Hafen Las Palmas immer wichtiger für Afrika- und Lateinamerikaverkehre

Bereits heute schlägt sich das in Zahlen nieder: Puerto de la Luz, so der Name des Hafens von Gran Canarias Hauptort Las Palmas, ist mittlerweile der viertgrößte spanische Hafen und auf Platz 5 der Häfen mit stärkstem Wachstum in der EU von 2019 bis 2021 und zweitwichtigster spanischer Kreuzfahrthafen. Weltweit gibt es Linienverkehr zu mehr als 150 Häfen, auch zu vielen in Westafrika von Marokko bis Angola. Gute Voraussetzungen also für Absolventinnen und Absolventen der Universidad del Atlántico Medio, hier eine berufliche Zukunft zu finden und ihre bei Prof.

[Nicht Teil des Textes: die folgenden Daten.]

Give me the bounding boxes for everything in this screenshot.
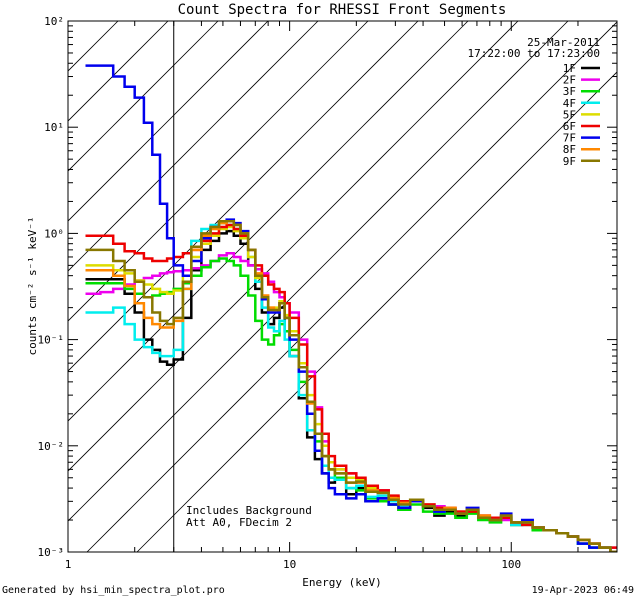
hatch-line: [68, 21, 219, 172]
hatch-line: [68, 21, 369, 322]
legend-label-5F: 5F: [563, 108, 576, 121]
hatch-line: [68, 21, 169, 122]
annotation-text: Includes Background: [186, 504, 312, 517]
y-tick-label: 10⁻¹: [38, 334, 65, 347]
x-tick-label: 1: [65, 558, 72, 571]
x-tick-label: 10: [283, 558, 296, 571]
x-axis-label: Energy (keV): [302, 576, 381, 589]
y-tick-label: 10²: [44, 15, 64, 28]
legend-date: 25-Mar-2011: [527, 36, 600, 49]
series-line-9F: [85, 220, 617, 552]
legend-label-1F: 1F: [563, 62, 576, 75]
hatch-line: [68, 21, 519, 472]
legend-label-7F: 7F: [563, 132, 576, 145]
legend-label-2F: 2F: [563, 74, 576, 87]
series-layer: [85, 64, 617, 552]
y-tick-label: 10⁰: [44, 227, 64, 240]
annotation-text: Att A0, FDecim 2: [186, 516, 292, 529]
footer-generator-note: Generated by hsi_min_spectra_plot.pro: [2, 585, 225, 596]
y-tick-label: 10¹: [44, 121, 64, 134]
x-tick-label: 100: [501, 558, 521, 571]
legend-label-9F: 9F: [563, 155, 576, 168]
hatch-line: [86, 21, 617, 552]
hatch-line: [136, 71, 617, 552]
hatch-line: [68, 21, 269, 222]
hatch-line: [68, 21, 569, 522]
footer-timestamp: 19-Apr-2023 06:49: [531, 585, 634, 596]
legend-label-3F: 3F: [563, 85, 576, 98]
y-axis-label: counts cm⁻² s⁻¹ keV⁻¹: [26, 216, 39, 355]
y-tick-label: 10⁻³: [38, 546, 65, 559]
chart-title: Count Spectra for RHESSI Front Segments: [178, 2, 507, 18]
legend-label-4F: 4F: [563, 97, 576, 110]
axes: 1 10 100 10⁻³ 10⁻² 10⁻¹ 10⁰ 10¹ 10²: [38, 15, 618, 571]
legend-time-range: 17:22:00 to 17:23:00: [468, 47, 600, 60]
y-tick-label: 10⁻²: [38, 440, 65, 453]
plot-frame: [67, 20, 618, 553]
legend-label-8F: 8F: [563, 143, 576, 156]
legend-label-6F: 6F: [563, 120, 576, 133]
hatch-line: [68, 21, 469, 422]
hatch-line: [68, 21, 319, 272]
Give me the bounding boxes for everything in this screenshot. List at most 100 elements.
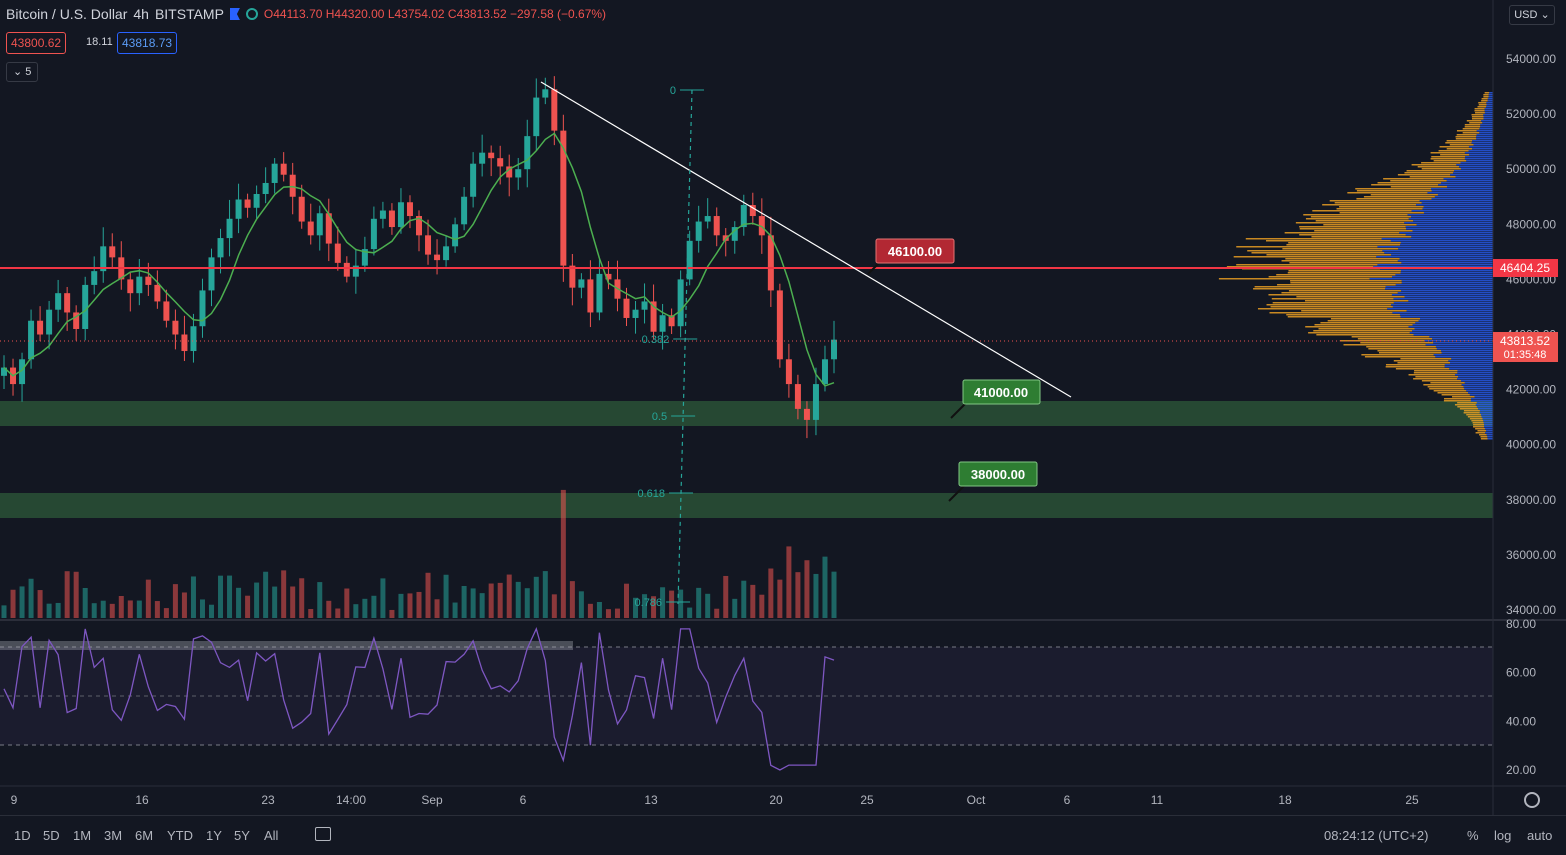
fib-label: 0 [670,85,676,97]
candle-body [425,235,432,255]
calendar-icon[interactable] [315,827,331,841]
range-6m[interactable]: 6M [135,828,154,843]
low-value: L43754.02 [387,7,445,21]
profile-bar [1479,434,1487,436]
trend-line[interactable] [540,81,1072,398]
symbol-name[interactable]: Bitcoin / U.S. Dollar [6,6,128,22]
interval-label[interactable]: 4h [133,6,149,22]
profile-bar [1466,390,1493,392]
profile-bar [1413,378,1458,380]
profile-bar [1460,168,1493,170]
percent-toggle[interactable]: % [1467,828,1479,843]
flag-icon[interactable] [229,8,240,20]
profile-bar [1401,282,1493,284]
volume-bar [326,600,332,618]
resistance-label-box[interactable] [875,238,955,264]
time-tick: 13 [644,793,658,807]
profile-bar [1392,306,1493,308]
profile-bar [1285,258,1400,260]
auto-toggle[interactable]: auto [1527,828,1553,843]
profile-bar [1411,210,1493,212]
range-5y[interactable]: 5Y [234,828,250,843]
time-axis[interactable]: 9 16 23 14:00 Sep 6 13 20 25 Oct 6 11 18 25 [11,793,1419,807]
profile-bar [1455,136,1477,138]
profile-bar [1343,344,1426,346]
support2-label-box[interactable] [958,461,1038,487]
profile-bar [1314,324,1413,326]
fib-retracement[interactable]: 0 0.382 0.5 0.618 0.786 [635,85,704,609]
time-tick: Oct [967,793,986,807]
candle-body [533,97,540,137]
moving-average-line [3,132,835,387]
volume-bar [290,586,296,618]
price-axis[interactable]: 54000.0052000.0050000.0048000.0046000.00… [1506,52,1556,617]
profile-bar [1462,128,1480,130]
volume-bar [236,587,242,618]
time-tick: 9 [11,793,18,807]
candle-body [767,235,774,291]
profile-bar [1418,320,1493,322]
profile-bar [1471,114,1484,116]
profile-bar [1334,202,1422,204]
gear-icon[interactable] [1524,792,1540,808]
candle-body [235,199,242,219]
volume-bar [768,568,774,618]
candle-body [109,246,116,258]
profile-bar [1471,142,1493,144]
currency-select[interactable]: USD ⌄ [1509,5,1555,25]
log-toggle[interactable]: log [1494,828,1512,843]
clock-label[interactable]: 08:24:12 (UTC+2) [1324,828,1429,843]
profile-bar [1272,302,1394,304]
candle-body [37,320,44,335]
profile-bar [1481,416,1493,418]
candle-body [461,196,468,225]
profile-bar [1407,214,1493,216]
range-ytd[interactable]: YTD [167,828,193,843]
candle-body [794,384,801,409]
range-all[interactable]: All [264,828,279,843]
profile-bar [1441,352,1493,354]
support-zone-41000 [0,401,1493,426]
profile-bar [1383,178,1444,180]
candle-body [623,298,630,318]
profile-bar [1457,372,1493,374]
profile-bar [1478,102,1487,104]
buy-button[interactable]: 43818.73 [117,32,178,54]
profile-bar [1463,410,1480,412]
sell-button[interactable]: 43800.62 [6,32,67,54]
range-1y[interactable]: 1Y [206,828,222,843]
profile-bar [1397,174,1451,176]
profile-bar [1311,236,1412,238]
profile-bar [1385,366,1445,368]
rsi-axis[interactable]: 80.00 60.00 40.00 20.00 [1506,617,1536,777]
profile-bar [1412,230,1493,232]
fib-label: 0.786 [635,597,663,609]
profile-bar [1445,142,1472,144]
profile-bar [1474,110,1485,112]
range-5d[interactable]: 5D [43,828,60,843]
candle-body [605,273,612,280]
profile-bar [1339,206,1424,208]
profile-bar [1461,380,1493,382]
profile-bar [1433,160,1467,162]
indicators-toggle[interactable]: ⌄ 5 [6,62,39,82]
profile-bar [1393,302,1493,304]
range-3m[interactable]: 3M [104,828,123,843]
support1-label-box[interactable] [962,379,1041,405]
candle-body [226,218,233,239]
support-zone-38000 [0,493,1493,518]
profile-bar [1287,316,1401,318]
range-1d[interactable]: 1D [14,828,31,843]
profile-bar [1290,282,1402,284]
profile-bar [1288,242,1401,244]
profile-bar [1401,280,1493,282]
profile-bar [1431,190,1493,192]
profile-bar [1485,432,1493,434]
range-1m[interactable]: 1M [73,828,92,843]
profile-bar [1480,438,1488,440]
volume-bar [190,576,196,618]
fib-vertical[interactable] [677,89,693,605]
profile-bar [1484,424,1493,426]
profile-bar [1299,234,1406,236]
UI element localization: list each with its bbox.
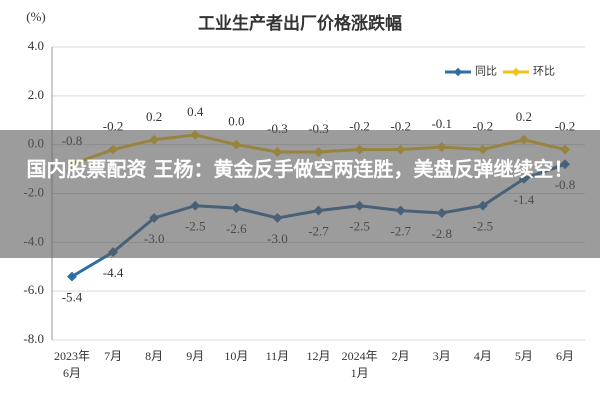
- x-tick-label: 2月: [391, 349, 410, 363]
- data-label: 0.2: [516, 109, 532, 124]
- data-label: -5.4: [62, 290, 83, 305]
- data-label: 0.0: [228, 114, 244, 129]
- data-label: -0.2: [103, 119, 124, 134]
- x-tick-label: 5月: [514, 349, 533, 363]
- data-label: 0.2: [146, 109, 162, 124]
- x-tick-label: 10月: [224, 349, 249, 363]
- overlay-banner: 国内股票配资 王杨：黄金反手做空两连胜，美盘反弹继续空！: [0, 130, 600, 258]
- x-tick-label: 7月: [104, 349, 123, 363]
- legend-label: 同比: [475, 65, 497, 78]
- x-tick-label: 2023年 6月: [53, 349, 90, 380]
- x-tick-label: 12月: [306, 349, 331, 363]
- data-label: -0.2: [349, 119, 370, 134]
- x-tick-label: 2024年 1月: [341, 349, 378, 380]
- x-tick-label: 9月: [186, 349, 205, 363]
- data-label: -0.2: [390, 119, 411, 134]
- data-label: 0.4: [187, 104, 204, 119]
- x-tick-label: 6月: [555, 349, 574, 363]
- y-tick-label: 2.0: [28, 87, 44, 102]
- data-label: -0.2: [473, 119, 494, 134]
- x-tick-label: 3月: [432, 349, 451, 363]
- y-tick-label: 4.0: [28, 38, 44, 53]
- x-tick-label: 4月: [473, 349, 492, 363]
- y-tick-label: -6.0: [23, 282, 44, 297]
- x-tick-label: 8月: [145, 349, 164, 363]
- legend-marker: [453, 67, 463, 77]
- data-label: -0.2: [555, 119, 576, 134]
- x-tick-label: 11月: [265, 349, 290, 363]
- y-tick-label: -8.0: [23, 331, 44, 346]
- chart-title: 工业生产者出厂价格涨跌幅: [198, 13, 402, 34]
- data-label: -4.4: [103, 265, 124, 280]
- y-unit: (%): [26, 9, 46, 24]
- legend-label: 环比: [533, 65, 555, 78]
- data-label: -0.1: [431, 116, 452, 131]
- legend-marker: [511, 67, 521, 77]
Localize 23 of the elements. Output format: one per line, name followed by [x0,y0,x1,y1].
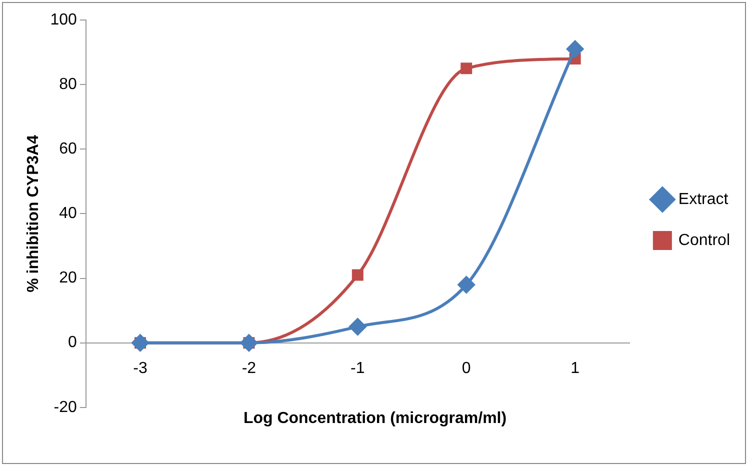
point [352,269,364,281]
y-tick-label: 40 [59,205,77,222]
point [458,276,475,294]
y-axis-title: % inhibition CYP3A4 [25,134,42,292]
legend-label: Extract [678,190,729,208]
y-tick-label: 0 [68,334,77,352]
x-tick-label: -2 [242,360,256,377]
point [566,40,584,58]
x-tick-label: 1 [570,360,580,377]
legend-label: Control [678,232,730,249]
x-tick-label: 0 [462,360,471,377]
point [349,318,366,336]
x-tick-label: -3 [133,360,148,377]
x-axis-title: Log Concentration (microgram/ml) [243,410,507,427]
y-tick-label: 60 [59,140,77,158]
y-tick-label: -20 [54,398,77,416]
x-tick-label: -1 [350,360,365,377]
y-tick-label: 80 [59,76,77,93]
point [132,334,149,352]
point [240,334,258,352]
y-tick-label: 100 [50,11,77,28]
point [460,62,472,74]
y-tick-label: 20 [59,270,77,287]
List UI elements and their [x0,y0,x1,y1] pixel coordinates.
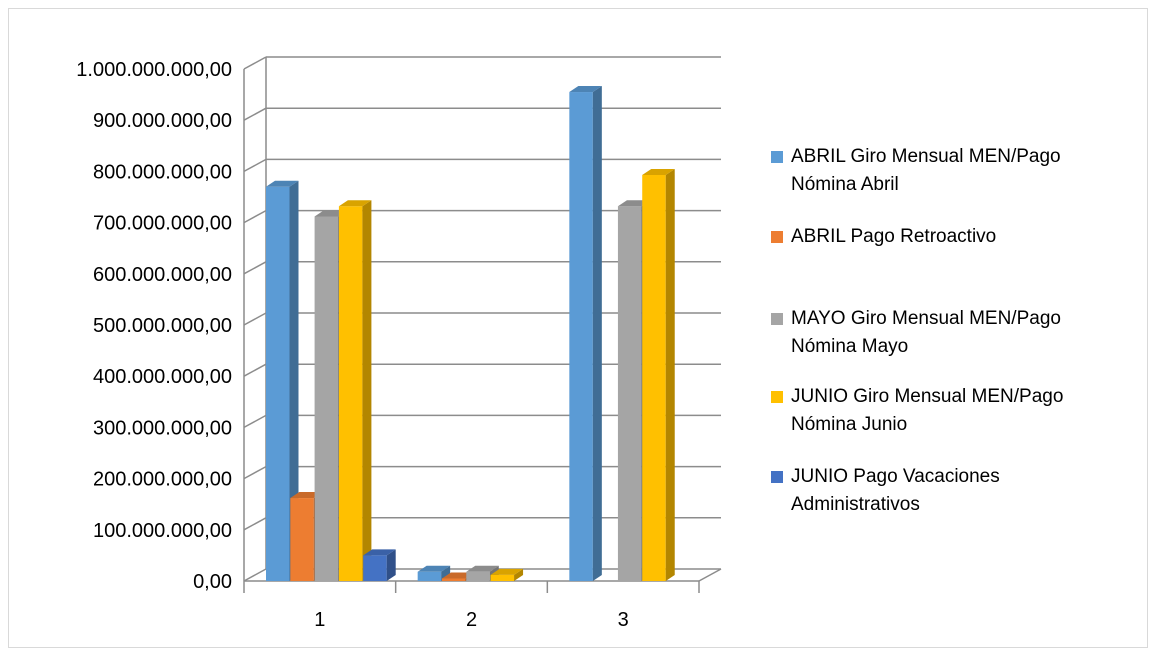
bar-side [592,86,602,581]
side-wall-gridline [243,209,267,224]
bar-top [417,565,451,572]
bar-front [642,174,666,581]
bar-top [490,568,524,575]
bar-front [266,186,290,581]
side-wall-gridline [243,107,267,121]
side-wall-gridline [243,465,267,480]
bar-front [363,555,387,581]
bar-front [466,571,490,581]
bar [363,549,396,581]
bar [569,86,602,581]
x-tick-label: 3 [618,609,629,631]
y-tick-label: 700.000.000,00 [93,213,232,235]
bar-front [290,498,314,581]
bar-chart: 0,00 100.000.000,00 200.000.000,00 300.000.… [76,56,1063,631]
legend-swatch [771,313,783,325]
bar-side [386,549,396,581]
legend-label: MAYO Giro Mensual MEN/Pago [791,308,1061,329]
side-wall-gridline [243,312,267,326]
side-wall-gridline [243,568,267,582]
legend-label: Nómina Junio [791,414,907,435]
y-tick-label: 300.000.000,00 [93,417,232,439]
bar [490,568,524,581]
legend-label: Nómina Mayo [791,336,908,357]
legend-swatch [771,151,783,163]
bar-top [338,200,372,207]
legend-label: JUNIO Pago Vacaciones [791,466,1000,487]
legend-label: Nómina Abril [791,174,899,195]
legend-swatch [771,471,783,483]
bar-front [338,206,363,581]
bar-top [466,565,499,572]
legend-swatch [771,231,783,243]
bar-side [514,568,524,581]
chart-frame: 0,00 100.000.000,00 200.000.000,00 300.000.… [8,8,1148,648]
legend-label: Administrativos [791,494,920,515]
y-tick-label: 0,00 [193,571,232,593]
legend-label: ABRIL Giro Mensual MEN/Pago [791,146,1061,167]
bar-top [642,168,675,175]
x-tick-label: 1 [314,609,325,631]
bar-front [417,571,442,581]
bar-top [266,180,299,187]
side-wall-gridline [243,517,267,531]
floor-right-edge [698,568,722,582]
bar-front [490,574,515,581]
side-wall-gridline [243,158,267,173]
y-tick-label: 400.000.000,00 [93,366,232,388]
bar [266,180,299,581]
bar-front [617,206,642,581]
bar-top [363,549,396,556]
bar-side [289,180,299,581]
bar [338,200,372,581]
legend-label: ABRIL Pago Retroactivo [791,226,996,247]
side-wall-gridline [243,363,267,377]
bar-side [362,200,372,581]
bar-top [569,86,602,93]
y-tick-label: 1.000.000.000,00 [76,59,232,81]
side-wall-gridline [243,414,267,429]
side-wall-gridline [243,56,267,70]
bar-side [441,565,451,581]
y-tick-label: 200.000.000,00 [93,469,232,491]
y-tick-label: 800.000.000,00 [93,161,232,183]
bar-front [441,578,466,581]
bar-side [665,168,675,581]
y-tick-label: 500.000.000,00 [93,315,232,337]
y-tick-label: 100.000.000,00 [93,520,232,542]
y-tick-label: 600.000.000,00 [93,264,232,286]
bar-front [569,92,593,581]
x-tick-label: 2 [466,609,477,631]
legend-swatch [771,391,783,403]
bar [642,168,675,581]
side-wall-gridline [243,261,267,275]
legend-label: JUNIO Giro Mensual MEN/Pago [791,386,1063,407]
y-tick-label: 900.000.000,00 [93,110,232,132]
bar [417,565,451,581]
bar-front [314,216,339,581]
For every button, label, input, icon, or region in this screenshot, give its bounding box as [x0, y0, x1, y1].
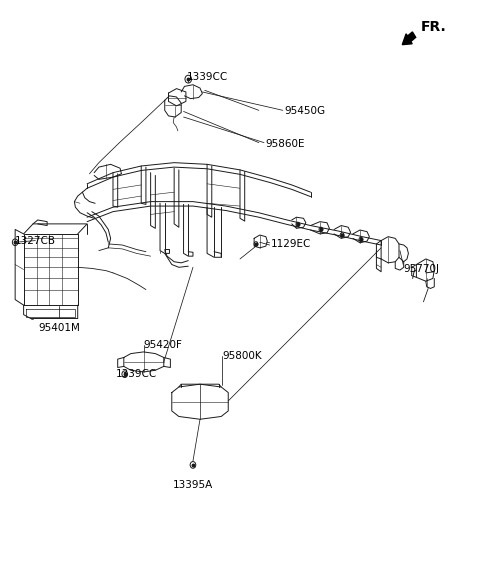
Text: 95450G: 95450G	[285, 106, 326, 116]
Text: 1339CC: 1339CC	[116, 369, 157, 379]
Text: 95770J: 95770J	[404, 264, 440, 274]
Text: FR.: FR.	[421, 20, 447, 34]
FancyArrow shape	[402, 32, 416, 45]
Text: 1339CC: 1339CC	[186, 73, 228, 82]
Text: 1129EC: 1129EC	[271, 240, 311, 249]
Text: 95860E: 95860E	[266, 139, 305, 149]
Text: 95401M: 95401M	[38, 323, 80, 333]
Text: 1327CB: 1327CB	[15, 236, 56, 245]
Text: 95800K: 95800K	[222, 352, 262, 361]
Text: 95420F: 95420F	[144, 340, 182, 350]
Text: 13395A: 13395A	[173, 480, 213, 490]
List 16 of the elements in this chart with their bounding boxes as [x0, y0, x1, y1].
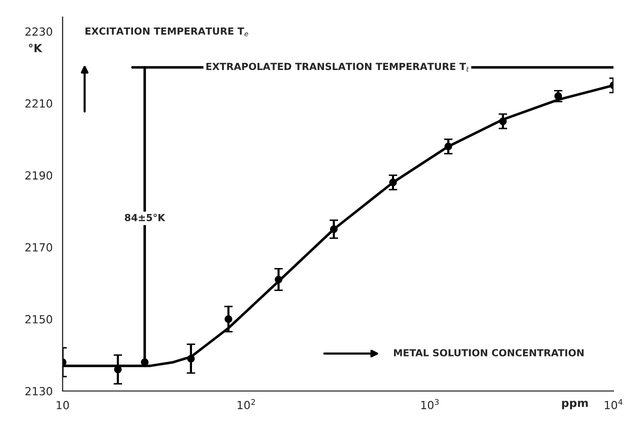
- x-tick-label: 10: [56, 400, 69, 410]
- x-axis-title: ppm: [562, 400, 588, 410]
- x-tick-label: 10$^{2}$: [238, 399, 255, 410]
- y-tick-label: 2130: [25, 386, 52, 396]
- annotation: EXCITATION TEMPERATURE T$_{e}$: [86, 27, 248, 36]
- y-tick-label: 2150: [25, 315, 52, 324]
- annotation: 84±5°K: [124, 214, 166, 222]
- y-tick-label: 2190: [25, 171, 52, 180]
- x-tick-label: 10$^{3}$: [421, 399, 439, 410]
- y-tick-label: 2230: [25, 27, 52, 36]
- x-tick-label: 10$^{4}$: [604, 399, 622, 410]
- y-tick-label: 2170: [25, 243, 52, 252]
- annotation: METAL SOLUTION CONCENTRATION: [394, 349, 584, 356]
- y-tick-label: 2210: [25, 99, 52, 108]
- y-axis-title: °K: [28, 44, 42, 52]
- annotation: EXTRAPOLATED TRANSLATION TEMPERATURE T$_{t}$: [206, 62, 470, 72]
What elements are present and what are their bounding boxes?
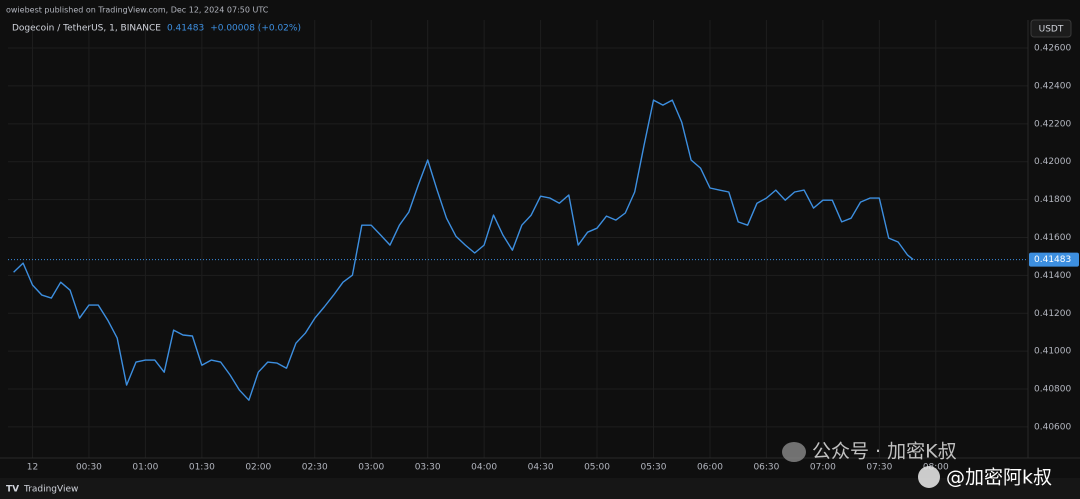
last-price-label: 0.41483: [1034, 255, 1071, 265]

Oeser geschärfte Logistikexpertise einzubringen.

Insgesamt studieren zurzeit 3722 an der Hochschule in Las Palmas, die meisten allerdings online. Neben Wirtschaftswissenschaften werden Psychologie und Kommunikationswissenschaften gelehrt. Die HSBI wird über Prof. Oeser und ihr International Office im Kontakt mit der Kanaren-Uni bleiben, um Möglichkeiten der Kooperation auszuloten.